ウルヴァリンは、本作以前の物語において、地球人類を支配しようとする知性を持つウィルスと戦い、その目論みを阻止します。しかしその代償として、自身の身体にそのウィルスが入り込んでしまった結果、彼のアイデンティティとも言えるミュータント能力「ヒーリングファクター(超回復能力)」を失ってしまったのでした。
これまで殺せなかった男が殺せる……その情報が裏社会に伝わり、多くの刺客がウルヴァリンのいるカナダの南西部ブリティッシュコロンビアの地へと押し寄せて来ます。その中には、莫大な懸賞金目当てのサイボーグ兵士、ニュークの姿もありました。ニュークを倒した彼は、事件を裏で糸を引くある人物がいることを知り、その人物を倒すべく行動に移ります。彼を狙う人物の正体とは…?
映画『ローガン』のもうひとつの原案?
本作にはウルヴァリンとの因縁が深いキャラクターが総登場します。黒幕の正体もファンであれば納得の人物なので、ぜひ本編を読んで確認してみてください。

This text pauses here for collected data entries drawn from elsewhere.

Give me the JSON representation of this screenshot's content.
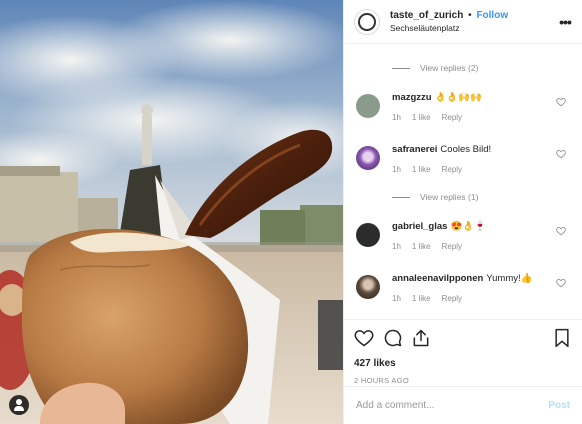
{
  "post": {
    "username": "taste_of_zurich",
    "separator": "•",
    "follow_label": "Follow",
    "location": "Sechseläutenplatz",
    "more_icon": "more-horizontal-icon"
  },
  "comments": {
    "view_replies_1": "View replies (2)",
    "view_replies_2": "View replies (1)",
    "items": [
      {
        "user": "mazgzzu",
        "text": "👌👌🙌🙌",
        "time": "1h",
        "likes": "1 like",
        "reply": "Reply"
      },
      {
        "user": "safranerei",
        "text": "Cooles Bild!",
        "time": "1h",
        "likes": "1 like",
        "reply": "Reply"
      },
      {
        "user": "gabriel_glas",
        "text": "😍👌🍷",
        "time": "1h",
        "likes": "1 like",
        "reply": "Reply"
      },
      {
        "user": "annaleenavilpponen",
        "text": "Yummy!👍",
        "time": "1h",
        "likes": "1 like",
        "reply": "Reply"
      }
    ]
  },
  "actions": {
    "likes": "427 likes",
    "timestamp": "2 HOURS AGO",
    "icons": [
      "heart-icon",
      "comment-icon",
      "share-icon",
      "bookmark-icon"
    ]
  },
  "add_comment": {
    "placeholder": "Add a comment...",
    "post_label": "Post"
  },
  "colors": {
    "link": "#3897f0",
    "post_disabled": "#b2dffc",
    "muted": "#8e8e8e",
    "text": "#262626"
  }
}
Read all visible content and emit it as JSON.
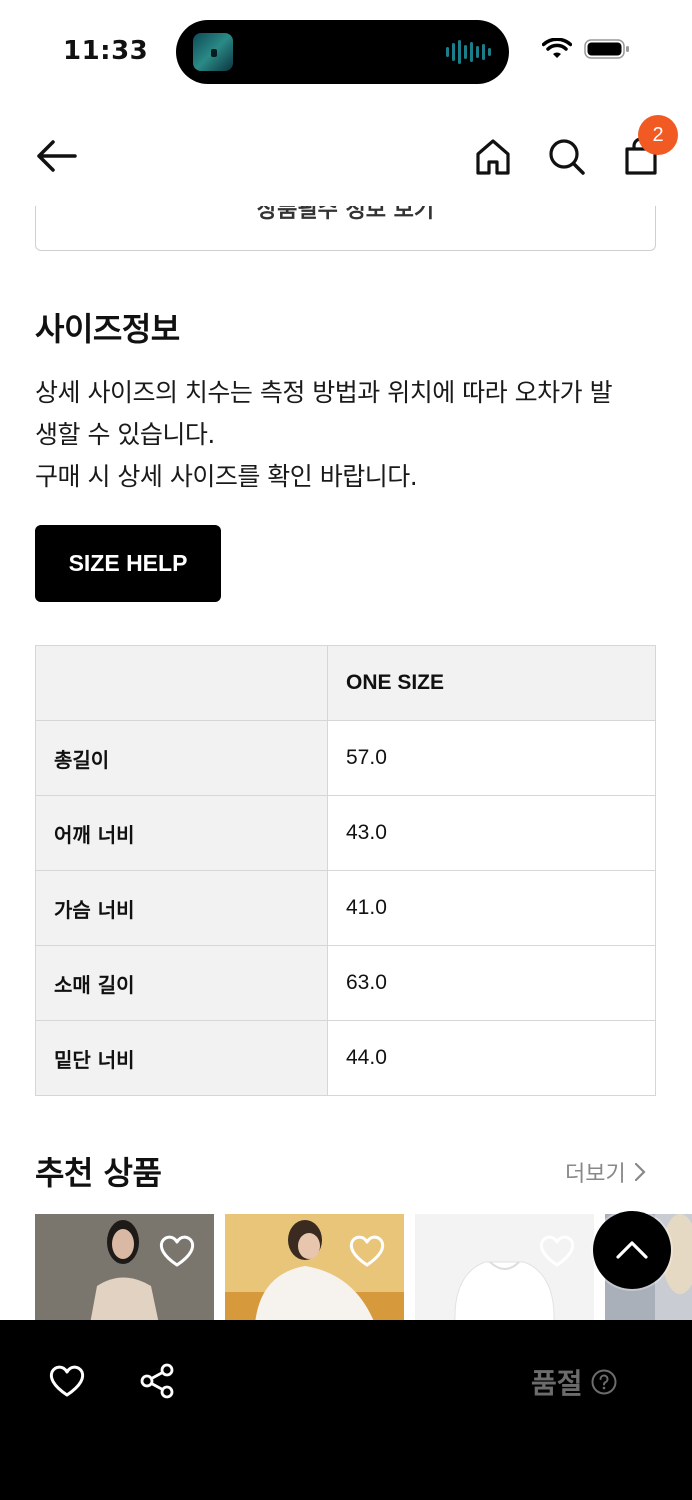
{
  "status_bar": {
    "time": "11:33"
  },
  "nav": {
    "cart_count": "2"
  },
  "previous_section": {
    "label": "상품필수 정보 보기"
  },
  "size_info": {
    "title": "사이즈정보",
    "description_lines": [
      "상세 사이즈의 치수는 측정 방법과 위치에 따라 오차가 발",
      "생할 수 있습니다.",
      "구매 시 상세 사이즈를 확인 바랍니다."
    ],
    "size_help_label": "SIZE HELP",
    "table": {
      "header": [
        "",
        "ONE SIZE"
      ],
      "rows": [
        {
          "label": "총길이",
          "value": "57.0"
        },
        {
          "label": "어깨 너비",
          "value": "43.0"
        },
        {
          "label": "가슴 너비",
          "value": "41.0"
        },
        {
          "label": "소매 길이",
          "value": "63.0"
        },
        {
          "label": "밑단 너비",
          "value": "44.0"
        }
      ]
    }
  },
  "recommended": {
    "title": "추천 상품",
    "more_label": "더보기"
  },
  "bottom_bar": {
    "soldout_label": "품절"
  },
  "colors": {
    "badge": "#f15a22",
    "button": "#000000",
    "table_header": "#f2f2f2"
  }
}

アートを担当するのは、『オールドマン・ローガン』で老いたウルヴァリンの激闘をバイオレンスな描写と繊細な筆致で描いたスティーブ・マクニーブン。ウルヴァリンの最期に相応しい、ハードボイルドなタッチのアートは「孤高なるものの死」を劇的に演出します。
映画『ローガン』の原案は、既刊『ウルヴァリン:オールドマン・ローガン』ですが、この映画には本書『デス・オブ・ウルヴァリン』から影響も垣間見えます。自らの死に場所を求めているかのような人物像は、『オールドマン・ローガン』よりも『デス・オブ・ウルヴァリン』に近いようにも思えます。本書は、映画『ローガン』のもうひとつの原案として捉えることもできるかもしれません。
2000年以降、マーベルコミックスではキャプテン・アメリカやスパイダーマンといった有名キャラクターの死が描かれてきました。
キャプテン・アメリカの死は、「アメリカの象徴の死」が体現されていたと言えるでしょう。一方、スパイダーマンでは、瀕死のドクター・オクトパスとスパイダーマンの精神が転移したことからピーターが死亡、その死により彼のしてきたことの尊さが浮き彫りになりました。
では本作でのウルヴァリンの死は何を示しているのでしょうか。ウルヴァリンというキャラクターは、ヒーリングファクターの効果によって、あらゆる病気とケガが回復することと併せて歳をとるのも遅いため、多くの人との悲しい別れを経験しています。それがウルヴァリンのもつ「孤独」「孤高」というイメージにつながり、キャラクターの魅力になっていきました。
その積み上げた歴史の重みが彼の死をより印象的なものにします。本作で描かれる「孤高」とも言えるその死は、生と死を見つめ続けてきたウルヴァリンらしい最期にも見えます。その衝撃的な最期の姿をぜひ目撃してください。